Surat keterangan kematian yang diterbitkan Kedutaan Besar RI di Suva, ibu kota Fiji menyebutkan Sikry mulai mengeluh sakit pada 29 Desember.
Mula-mula ia mual, lalu “diberi obat mag dan antibiotik oleh kapten kapal,” kata Direktur Perkapalan dan Kepelautan Kementerian Perhubungan, Hartanto seperti disitir dari Detik.com.
“Mengapa ia sampai jatuh sakit? Pemerintah harus menelusuri itu,” kata Fikerman.
Kondisi Kerja yang Buruk
Keraguan Fikerman terhadap pemicu kematian Sikry merujuk pada sejumlah kondisi buruk yang kerap dialami awak kapal perikanan [AKP] migran.
Kondisi buruk yang disebutkannya termasuk jam kerja tak kenal waktu, jenis pekerjaan yang tak terfokus, pemberian makanan basi, ketiadaan air bersih, ruang tidur yang tak manusiawi serta kekerasan verbal, fisik dan mental.
Ketiga jenis kekerasan terhadap AKP migran di atas kapal “acapkali dipicu kendala bahasa,” kata Fikerman.
Lantaran tak memahami arahan kapten kapal yang berbahasa non-Indonesia, AKP migran seringkali keliru mengerjakan sesuatu, kapten lalu memarahi mereka.
Sementara AKP migran, yang sudah kelelahan bekerja, “kerap tersulut emosinya yang berujung pada perkelahian, atau kekerasan satu arah.”

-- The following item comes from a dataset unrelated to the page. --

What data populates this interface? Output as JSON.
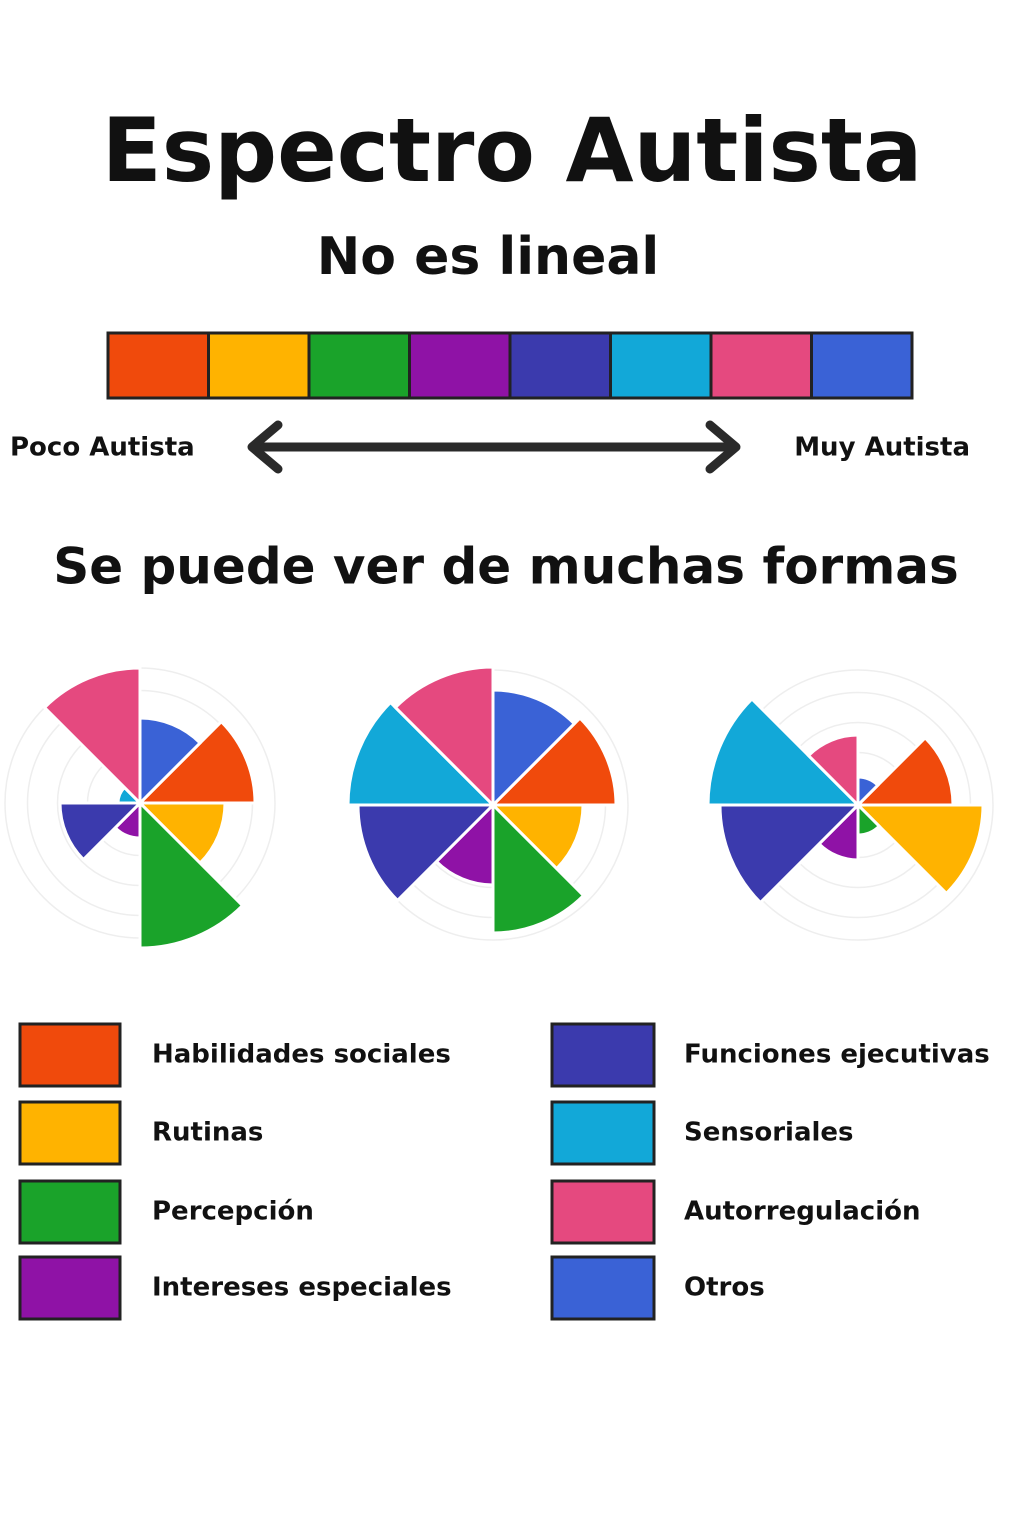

Karena keliru bekerja pula, “AKP migran sering dihukum dengan ditempatkan di ruang-ruang yang jauh lebih tak manusiawi, misalnya tempat penyimpanan ikan.”
Pernyataan Fikerman selaras dengan temuan dalam laporan Forced Labour at Sea: The Case of Indonesia Migrant Fishers [Kerja Paksa di Laut: Kasus Nelayan Migran Indonesia] yang dirilis Greenpeace Asia Tenggara dan Serikat Buruh Migran Indonesia pada 2021.
Laporan itu mengungkap praktik kerja paksa terhadap AKP migran di atas kapal-kapal perikanan asing, seperti penahanan upah [87%], lingkungan kerja dan hidup yang penuh kekerasan [82%], penipuan [80%] dan penyalahgunaan kerentanan [67%].
Laporan tersebut juga mencatat peningkatan jumlah pengaduan sebanyak 62 kasus kerja paksa yang dilaporkan antara Mei 2019 hingga Juni 2020, naik dari 34 kasus pada Desember 2018 hingga Juli 2019.
Kewenangan yang Kusut
Di sisi lain, Fikerman juga menyoroti koordinasi antarlembaga pemerintah dalam penanganan kasus AKP migran.
Ia misalnya menyinggung pemulangan jenazah Sikry yang “sangat lama.”
“Setelah melalui proses yang panjang, jenazah akhirnya tiba di Bandara Soekarno-Hatta pada 18 Maret, kemudian diterbangkan ke kampung halamannya,” kata Hartanto pada 19 Maret.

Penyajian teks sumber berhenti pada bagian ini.